Certain countries may also exploit their central power for their own purposes by expanding the money supply indefinitely and wasting money. When mistakes are made, national monetary systems can collapse. An example of this is Venezuela: Venezuelans have completely lost faith in their currency and institutions. In 2020, Venezuela's central bank reported an inflation rate of nearly 3,000 percent. Imagine that! With such a price increase, the Venezuelan currency is virtually worthless. This impacts millions of people in the country severely. Do you think that's fair? These alarming figures highlight the drastic effects that flawed monetary policies can have and how they affect the lives of millions. Venezuela's unstable currency has not only led to extreme price increases but also to a collapse of the economic system and worsening social inequality. As a result, many Venezuelans are seeking alternative ways to protect their assets and safeguard themselves from hyperinflation.

The idea: A decentralized currency like Bitcoin
entities connecting

What is needed is a long-term stable currency system that is not subject to the control of individual central authorities. This led to the groundbreaking idea of a decentralized monetary system.
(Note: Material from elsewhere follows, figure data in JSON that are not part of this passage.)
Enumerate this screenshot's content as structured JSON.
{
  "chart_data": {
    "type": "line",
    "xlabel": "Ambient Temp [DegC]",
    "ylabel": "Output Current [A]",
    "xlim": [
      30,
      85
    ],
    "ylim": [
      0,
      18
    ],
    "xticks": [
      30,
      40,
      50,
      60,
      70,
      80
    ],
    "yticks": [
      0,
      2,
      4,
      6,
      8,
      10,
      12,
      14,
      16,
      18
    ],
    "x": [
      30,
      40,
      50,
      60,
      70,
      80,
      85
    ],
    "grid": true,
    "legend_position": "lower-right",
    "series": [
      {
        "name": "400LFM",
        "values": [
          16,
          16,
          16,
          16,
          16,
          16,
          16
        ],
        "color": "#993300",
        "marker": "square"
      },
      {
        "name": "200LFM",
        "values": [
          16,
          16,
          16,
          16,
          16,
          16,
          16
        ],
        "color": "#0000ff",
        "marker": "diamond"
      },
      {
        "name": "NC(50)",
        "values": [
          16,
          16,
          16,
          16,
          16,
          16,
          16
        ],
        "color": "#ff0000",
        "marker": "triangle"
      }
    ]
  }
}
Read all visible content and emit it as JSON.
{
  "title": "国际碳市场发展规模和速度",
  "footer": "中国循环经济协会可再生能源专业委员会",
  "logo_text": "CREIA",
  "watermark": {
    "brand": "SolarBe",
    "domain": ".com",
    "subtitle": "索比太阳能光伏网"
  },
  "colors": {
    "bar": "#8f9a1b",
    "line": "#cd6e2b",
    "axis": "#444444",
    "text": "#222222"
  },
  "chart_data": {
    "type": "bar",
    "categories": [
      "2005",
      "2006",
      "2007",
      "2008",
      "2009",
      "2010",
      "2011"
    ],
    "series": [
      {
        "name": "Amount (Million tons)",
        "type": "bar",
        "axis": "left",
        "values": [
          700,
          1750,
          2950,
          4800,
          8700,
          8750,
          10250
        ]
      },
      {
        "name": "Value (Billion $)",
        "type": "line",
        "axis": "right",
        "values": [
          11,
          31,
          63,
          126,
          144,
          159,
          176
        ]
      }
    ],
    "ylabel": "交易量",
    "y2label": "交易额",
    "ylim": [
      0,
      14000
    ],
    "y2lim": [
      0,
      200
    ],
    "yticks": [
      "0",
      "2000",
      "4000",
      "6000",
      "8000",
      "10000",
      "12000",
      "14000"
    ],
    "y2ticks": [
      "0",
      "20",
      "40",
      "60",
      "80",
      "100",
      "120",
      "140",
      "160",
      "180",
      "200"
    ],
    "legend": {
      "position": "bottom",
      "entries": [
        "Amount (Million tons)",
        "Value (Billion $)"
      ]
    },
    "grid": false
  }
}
Bitcoin, the first cryptocurrency, laid the foundation. With Bitcoin, there is no central institution that can control or arbitrarily change the money supply. The amount of Bitcoin is fixed at 21 million, meaning no central party can print more Bitcoin and thus devalue it. This also means that Bitcoin's inflation is pre-programmed to remain stable. These characteristics make Bitcoin an attractive alternative to traditional fiat currencies, especially during times of economic uncertainty and political instability. Unlike fiat currencies, which are controlled by state institutions and central banks, Bitcoin offers its users high security and independence from governmental interference.

The blockchain technology on which this currency is based revolutionizes the way transactions are processed and information is stored. Its decentralized nature provides a high level of security and transparency. Each block in the blockchain contains a chain of transactions that are cryptographically linked and verified by a network of nodes. This makes data manipulation nearly impossible. This article will show you how blockchain works and how the technology is already being applied in our daily lives.

Are cryptocurrencies the future of money?

The future of cryptocurrencies remains exciting, as they not only offer the potential to revolutionize the existing financial system but could also challenge traditional banks and payment providers. Companies like PayPal and Square have already begun integrating cryptocurrencies into their services, further driving acceptance and adoption. Additionally, major technology companies like Facebook are working on their own digital currencies with projects like Libra (now Diem). All these developments indicate that cryptocurrencies could increasingly become part of our daily financial lives.

The Beginning of Bitcoin

The first decentralized cryptocurrency, Bitcoin, was developed in 2009 by a mysterious person or group under the pseudonym "Satoshi Nakamoto." The idea behind Bitcoin was to create an alternative to traditional currencies and financial systems controlled by governments and central banks. Satoshi Nakamoto published the Bitcoin white paper, which explained the core principles and functioning of the cryptocurrency, and launched the Bitcoin network, based on the groundbreaking blockchain technology. Since then, Bitcoin has had a tremendous impact on the world of digital finance and has inspired a wide range of other cryptocurrencies that have emerged as alternatives to traditional fiat currencies.